Le programme ainsi modifié a proposé des œuvres « sous influence » de leurs prédécesseurs. En ouverture, la « Symphonie classique » de Prokofiev, sa première, dont la structure reflète les structures classiques de Haydn – sauf que le résultat est résolument moderne.

Le cœur du concert a été les « Variations sur un thème rococo » de Tchaïkovski pour violoncelle et orchestre, avec ses échos mozartiens. La soliste était Camille Thomas, capable non seulement de faire face à la difficulté technique de la musique (qualifiée d’ «épuisante » pour la soliste comme pour l’orchestre), mais aussi de rendre sensible la profondeur des sentiments du compositeur. Un professeur du Conservatoire, parlant d’elle à l’entracte, a confié que « cette musique peut être ennuyeuse, mais elle l’a jouée avec tant d’élégance et de grâce ».
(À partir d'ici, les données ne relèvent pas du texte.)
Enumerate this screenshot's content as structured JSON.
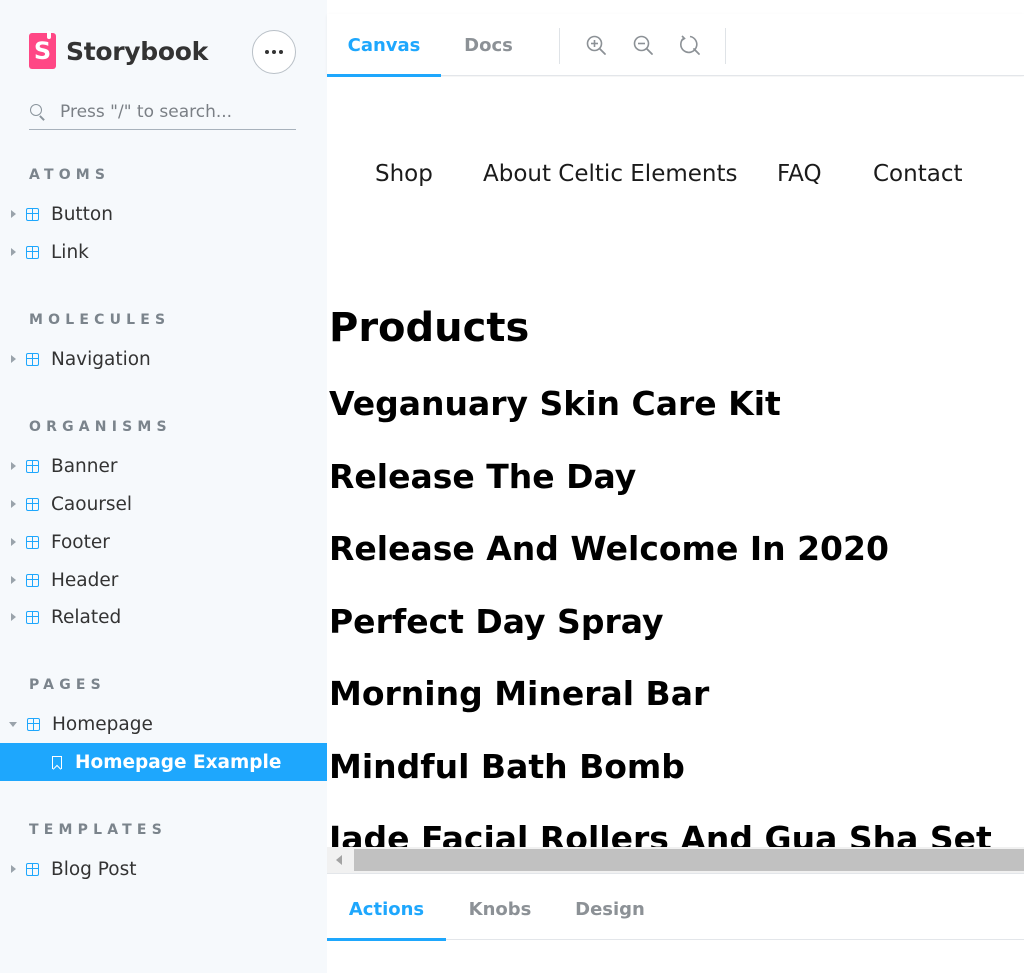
{
  "sidebar": {
    "brand_name": "Storybook",
    "search": {
      "placeholder": "Press \"/\" to search..."
    },
    "sections": [
      {
        "title": "ATOMS",
        "items": [
          {
            "label": "Button"
          },
          {
            "label": "Link"
          }
        ]
      },
      {
        "title": "MOLECULES",
        "items": [
          {
            "label": "Navigation"
          }
        ]
      },
      {
        "title": "ORGANISMS",
        "items": [
          {
            "label": "Banner"
          },
          {
            "label": "Caoursel"
          },
          {
            "label": "Footer"
          },
          {
            "label": "Header"
          },
          {
            "label": "Related"
          }
        ]
      },
      {
        "title": "PAGES",
        "items": [
          {
            "label": "Homepage",
            "expanded": true
          },
          {
            "label": "Homepage Example",
            "selected": true
          }
        ]
      },
      {
        "title": "TEMPLATES",
        "items": [
          {
            "label": "Blog Post"
          }
        ]
      }
    ]
  },
  "toolbar": {
    "tabs": [
      {
        "label": "Canvas",
        "active": true
      },
      {
        "label": "Docs",
        "active": false
      }
    ],
    "tools": [
      "zoom-in-icon",
      "zoom-out-icon",
      "reset-zoom-icon"
    ]
  },
  "canvas": {
    "nav": [
      "Shop",
      "About Celtic Elements",
      "FAQ",
      "Contact"
    ],
    "products_title": "Products",
    "products": [
      "Veganuary Skin Care Kit",
      "Release The Day",
      "Release And Welcome In 2020",
      "Perfect Day Spray",
      "Morning Mineral Bar",
      "Mindful Bath Bomb",
      "Jade Facial Rollers And Gua Sha Set"
    ]
  },
  "addons": {
    "tabs": [
      {
        "label": "Actions",
        "active": true
      },
      {
        "label": "Knobs",
        "active": false
      },
      {
        "label": "Design",
        "active": false
      }
    ]
  },
  "colors": {
    "accent": "#1ea7fd",
    "brand": "#ff4785",
    "sidebar_bg": "#f6f9fc"
  }
}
Les « Huit miniatures instrumentales » de Stravinski sont un autre hommage au classicisme, pour quinze musiciens – « Vous vous demandez où est le reste de l’orchestre » a dit Arie van Beek, qui dirigeait. C’est une série non pas de fragments, mais de minuscules déclarations musicales qui semblent mériter chacune d’être développé plus longuement. Nous faire rester chaque fois sur notre faim aurait pu être l’intention du compositeur.

Le concert a pris fin avec cette 4e symphonie de Beethoven, lui aussi influencé par Haydn. Schumann l’appelait « une menue dame grecque prise entre deux dieux nordiques », car elle suit l’« Eroica » et précède la Cinquième. Elle est en effet apaisé (comme l’était Beethoven à l’époque). Cependant, cette dame a des muscles sous son chiton antique, même si elle ne les bande que pour suivre l’inspiration toujours vigoureuse du compositeur.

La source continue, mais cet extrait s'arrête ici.